C’est dans cette mesure que la solution addictive peut être resituée comme une tentative paradoxale de survie psychique, un compromis acrobatique entre revendication d’autonomie et nécessité de l’esclavage de la dépendance, au prix d’un déni du vécu de celle-ci.
Facteurs de vulnérabilité environnementaux
Le milieu familial va profondément influencer les consommations futures en leur conférant un statut de convivialité, d’intégration, de maturité : c’est notamment vrai pour l’alcool avec les fêtes familiales.

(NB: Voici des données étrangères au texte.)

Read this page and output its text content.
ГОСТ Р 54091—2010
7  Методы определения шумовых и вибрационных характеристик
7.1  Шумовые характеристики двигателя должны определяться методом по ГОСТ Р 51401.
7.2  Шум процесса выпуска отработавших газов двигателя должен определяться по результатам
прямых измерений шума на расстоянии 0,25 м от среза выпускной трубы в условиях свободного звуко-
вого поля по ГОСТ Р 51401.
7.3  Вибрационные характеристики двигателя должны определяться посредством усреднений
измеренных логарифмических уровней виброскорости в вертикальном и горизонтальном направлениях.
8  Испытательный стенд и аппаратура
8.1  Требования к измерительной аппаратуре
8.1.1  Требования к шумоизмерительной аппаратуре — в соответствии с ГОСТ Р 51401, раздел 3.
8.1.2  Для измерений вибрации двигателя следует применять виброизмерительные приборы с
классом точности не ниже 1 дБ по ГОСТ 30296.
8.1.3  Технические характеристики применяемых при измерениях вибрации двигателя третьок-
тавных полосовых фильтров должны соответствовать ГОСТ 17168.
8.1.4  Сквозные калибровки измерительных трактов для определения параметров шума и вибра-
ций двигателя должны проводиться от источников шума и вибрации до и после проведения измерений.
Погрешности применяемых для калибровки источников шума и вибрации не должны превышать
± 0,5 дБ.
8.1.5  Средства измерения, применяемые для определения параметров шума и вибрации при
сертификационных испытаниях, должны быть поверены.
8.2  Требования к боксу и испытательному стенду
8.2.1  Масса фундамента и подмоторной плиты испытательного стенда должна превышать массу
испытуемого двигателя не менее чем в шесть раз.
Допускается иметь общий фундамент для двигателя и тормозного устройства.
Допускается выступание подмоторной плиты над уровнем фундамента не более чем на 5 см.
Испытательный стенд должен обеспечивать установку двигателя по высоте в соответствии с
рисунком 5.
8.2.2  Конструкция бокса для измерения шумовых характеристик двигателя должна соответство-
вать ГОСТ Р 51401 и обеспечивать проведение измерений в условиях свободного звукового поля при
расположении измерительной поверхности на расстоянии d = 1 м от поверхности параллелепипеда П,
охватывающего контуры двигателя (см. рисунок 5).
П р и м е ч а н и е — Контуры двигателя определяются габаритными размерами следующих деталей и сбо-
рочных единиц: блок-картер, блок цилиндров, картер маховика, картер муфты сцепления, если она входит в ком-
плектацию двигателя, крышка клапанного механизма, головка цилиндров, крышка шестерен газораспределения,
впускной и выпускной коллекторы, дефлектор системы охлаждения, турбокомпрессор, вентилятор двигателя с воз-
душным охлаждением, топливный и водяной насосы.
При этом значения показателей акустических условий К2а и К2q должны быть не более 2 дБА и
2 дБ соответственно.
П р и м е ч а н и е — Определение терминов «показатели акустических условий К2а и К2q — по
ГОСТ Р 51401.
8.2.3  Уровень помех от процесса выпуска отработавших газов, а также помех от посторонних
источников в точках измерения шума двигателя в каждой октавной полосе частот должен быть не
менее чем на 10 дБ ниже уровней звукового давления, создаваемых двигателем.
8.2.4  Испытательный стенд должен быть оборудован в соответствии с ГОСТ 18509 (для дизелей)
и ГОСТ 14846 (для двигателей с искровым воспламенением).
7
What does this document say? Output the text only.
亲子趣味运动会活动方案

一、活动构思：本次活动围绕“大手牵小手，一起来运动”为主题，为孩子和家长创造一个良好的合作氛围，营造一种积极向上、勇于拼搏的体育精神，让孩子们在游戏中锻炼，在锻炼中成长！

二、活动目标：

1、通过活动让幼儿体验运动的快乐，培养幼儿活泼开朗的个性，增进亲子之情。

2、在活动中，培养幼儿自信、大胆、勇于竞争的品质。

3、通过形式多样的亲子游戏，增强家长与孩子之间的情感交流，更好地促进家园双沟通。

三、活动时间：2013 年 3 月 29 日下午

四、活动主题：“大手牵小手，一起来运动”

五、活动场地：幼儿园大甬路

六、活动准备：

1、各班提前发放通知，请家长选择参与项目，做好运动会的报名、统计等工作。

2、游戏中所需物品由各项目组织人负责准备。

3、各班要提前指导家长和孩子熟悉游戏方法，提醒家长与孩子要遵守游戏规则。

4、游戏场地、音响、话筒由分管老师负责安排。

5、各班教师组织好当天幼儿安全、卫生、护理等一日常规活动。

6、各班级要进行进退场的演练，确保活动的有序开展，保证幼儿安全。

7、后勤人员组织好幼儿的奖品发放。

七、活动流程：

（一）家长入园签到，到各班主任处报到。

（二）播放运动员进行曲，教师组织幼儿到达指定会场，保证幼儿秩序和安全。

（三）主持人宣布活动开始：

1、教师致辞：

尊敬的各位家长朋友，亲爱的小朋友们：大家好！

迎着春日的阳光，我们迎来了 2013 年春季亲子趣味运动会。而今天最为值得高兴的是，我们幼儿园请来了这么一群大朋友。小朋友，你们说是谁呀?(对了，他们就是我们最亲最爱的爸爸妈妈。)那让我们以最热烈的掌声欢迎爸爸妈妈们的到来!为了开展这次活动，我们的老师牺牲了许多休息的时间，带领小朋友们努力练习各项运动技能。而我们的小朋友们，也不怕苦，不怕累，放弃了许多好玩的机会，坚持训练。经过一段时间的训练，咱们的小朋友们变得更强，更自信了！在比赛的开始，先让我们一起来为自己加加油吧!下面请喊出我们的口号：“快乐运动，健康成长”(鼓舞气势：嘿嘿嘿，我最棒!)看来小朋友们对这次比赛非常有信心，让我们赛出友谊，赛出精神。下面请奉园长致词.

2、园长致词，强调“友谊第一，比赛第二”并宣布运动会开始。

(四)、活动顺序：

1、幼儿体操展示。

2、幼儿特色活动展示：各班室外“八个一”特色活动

De plus, des études récentes ont montré que le choix addictif se faisait nécessairement après que trois événements se soient déroulés en cascade :
- Une exposition : dépendante de la quantité de produit circulant
- Une rencontre avec le produit : place centrale de l’image, de la culture et des valeurs véhiculées
- Un engagement dans un processus addictif, témoin de la vulnérabilité particulière du sujet
Un message de prévention générale, s’appuyant sur la prise de risque et réaffirmant l’interdit, s’avère souvent être incitatif chez un jeune en recherche de sensations.
Les rapports entre un individu et son environnement social sont éminemment complexes et doivent nous inciter à éviter les ingérences brutales, qui méconnaissent le sens de l’agir addictif dans sa dimension personnelle intime comme dans sa dimension relationnelle.
En guise de conclusion
L’approche de l’addiction ne peut se réduire à un seul paradigme, qu’il soit scientifique, social, moral ou psychologique. Il mérite d’être analysé et réinterprété en permanence pour intégrer les nouveaux savoirs médicaux, les évolutions éthiques, les transformations sociales, etc…C’est ce qui permettra d’optimiser la prise en charge des patients souffrant d’addiction.